15 abril 2010

Las cuatro Taras

ALERTA SPOILERS: Ahora que ya estoy al día con la segunda temporada de "United States of Tara", igual puedo destripar algo para los que todavía no lo hayáis hecho. Avisados quedáis.

Tara Gregson es una persona feliz. O eso parece cuando nos la reencontramos, meses después de abandonar el hospital donde pasó el final de la primera temporada de "United States of Tara", y después de descubrir que T ya estaba presente durante la orgía en la universidad con Tripp Johanssen y otro compañero, y que fue otro trauma anterior el que causó su trastorno disociativo de personalidad. Todo marcha perfectamente para la familia, con un ambiente relajado y tranquilo, cuando su vecino se suicida en su casa. Y así, de golpe y porrazo, todo se va al traste.

Éste es el punto de partida de los nuevos capítulos de la serie de Showtime, que se van como más seguros de sus posibilidades y mejor conjuntados que los primeros. Pasamos casi todo el tiempo con Tara, y no con sus alters, y además empieza a ver algunos de ellos (a Buck, por ahora) y a recordar también flashes de su infancia, con una tal Mimi que lleva el mismo vestido de flores que suele llevar Alice, y habla del mismo modo. Esos flashbacks son bastante inquietantes e intrigantes. ¿Estarán más cerca del momento que causó el trastorno de Tara? Sin embargo, el que de verdad está creando problemas es Buck. Algo vio Tara en la casa del vecino (o algo pasó allí) para que él salga a la luz y empiece a hacer de las suyas, como liarse con una camarera con dos niños y muchos problemas (interpretada por Joey Lauren Adams, a quien yo recuerdo, mucho más joven, en "Persiguiendo a Amy"). Lo peor no es que Buck tenga una aventura, sino que Tara se lo oculta a su marido para que no sepa que está volviendo a tener esas transiciones. Y, por supuesto, se acabará volviendo en su contra.

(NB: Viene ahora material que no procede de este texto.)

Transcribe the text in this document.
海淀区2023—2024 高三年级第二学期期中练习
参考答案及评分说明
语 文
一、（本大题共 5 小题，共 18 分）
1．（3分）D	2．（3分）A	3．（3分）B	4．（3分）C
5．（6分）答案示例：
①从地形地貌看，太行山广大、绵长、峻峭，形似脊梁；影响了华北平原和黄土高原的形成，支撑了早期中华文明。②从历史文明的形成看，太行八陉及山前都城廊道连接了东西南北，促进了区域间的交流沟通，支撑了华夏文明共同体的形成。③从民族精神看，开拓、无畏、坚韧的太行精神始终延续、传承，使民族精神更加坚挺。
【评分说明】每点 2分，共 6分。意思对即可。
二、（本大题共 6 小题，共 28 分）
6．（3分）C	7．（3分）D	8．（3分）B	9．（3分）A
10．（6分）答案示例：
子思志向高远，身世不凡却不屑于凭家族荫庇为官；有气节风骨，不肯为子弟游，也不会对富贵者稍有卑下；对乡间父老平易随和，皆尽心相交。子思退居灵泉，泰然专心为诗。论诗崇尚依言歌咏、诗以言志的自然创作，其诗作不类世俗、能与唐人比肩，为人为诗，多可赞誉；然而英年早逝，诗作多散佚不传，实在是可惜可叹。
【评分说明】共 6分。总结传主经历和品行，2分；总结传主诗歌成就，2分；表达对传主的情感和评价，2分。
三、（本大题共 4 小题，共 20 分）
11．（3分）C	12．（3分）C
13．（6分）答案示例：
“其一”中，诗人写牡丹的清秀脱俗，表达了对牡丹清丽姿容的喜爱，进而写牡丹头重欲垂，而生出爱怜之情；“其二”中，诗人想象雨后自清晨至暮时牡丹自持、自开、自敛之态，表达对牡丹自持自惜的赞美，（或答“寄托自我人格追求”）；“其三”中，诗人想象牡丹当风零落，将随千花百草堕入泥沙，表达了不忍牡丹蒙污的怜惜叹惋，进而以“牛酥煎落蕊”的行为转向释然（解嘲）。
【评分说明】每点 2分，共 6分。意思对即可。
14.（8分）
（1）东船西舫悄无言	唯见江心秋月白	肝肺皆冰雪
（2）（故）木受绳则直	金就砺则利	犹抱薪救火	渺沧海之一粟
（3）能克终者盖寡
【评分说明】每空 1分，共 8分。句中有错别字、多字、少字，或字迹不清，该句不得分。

La aparición, al final del cuarto capítulo, de un nuevo alter, la psiquiatra Shosana, promete. Tara necesita ayuda y, presionada por Max, agobiada por "ver" físicamente a Buck y no poder controlar lo que hace, desarrolla esa personalidad influenciada por la recomendación de su vecino gay de su terapeuta de Nueva York. Este intento de autorreparación no puede acabar bien, pero quizás así veamos más flashes de la infancia de Tara, donde es casi seguro que está el origen de todo. El comportamiento de Gimme la temporada anterior con sus padres me llevó a sospechar que ellos tenían algo que ver (Charmaine le dice a Tara que su madre las crió para conformarse con "mierda de perro"), y aunque ella, seguramente, va a pasarlo mal, me intrigan mucho las revelaciones que Shosana puede traer.

Por otro lado, el pobre Marshal está hecho un lío (aunque ahora, por lo menos, ya ha confirmado que es gay. Grande la reacción de su padre al saberlo: "Bien. ¿Te traigo algo de comer?"), y Kate entra en contacto con una pintora (una interesante Viola Davis) muy bohemia que tiene un punto realmente peculiar. Sólo tiene, de momento, una escena con Tara y, como bien dice Alan Sepinwall, esperemos que haya más porque sólo esa escena apuntaba grandes cosas. El humor está también mejor conseguido (o yo, por lo menos, me estoy riendo bastante), y esta segunda temporada apunta a ser más consistente y a ofrecer un retrato más completo de Tara y del resto de su familia.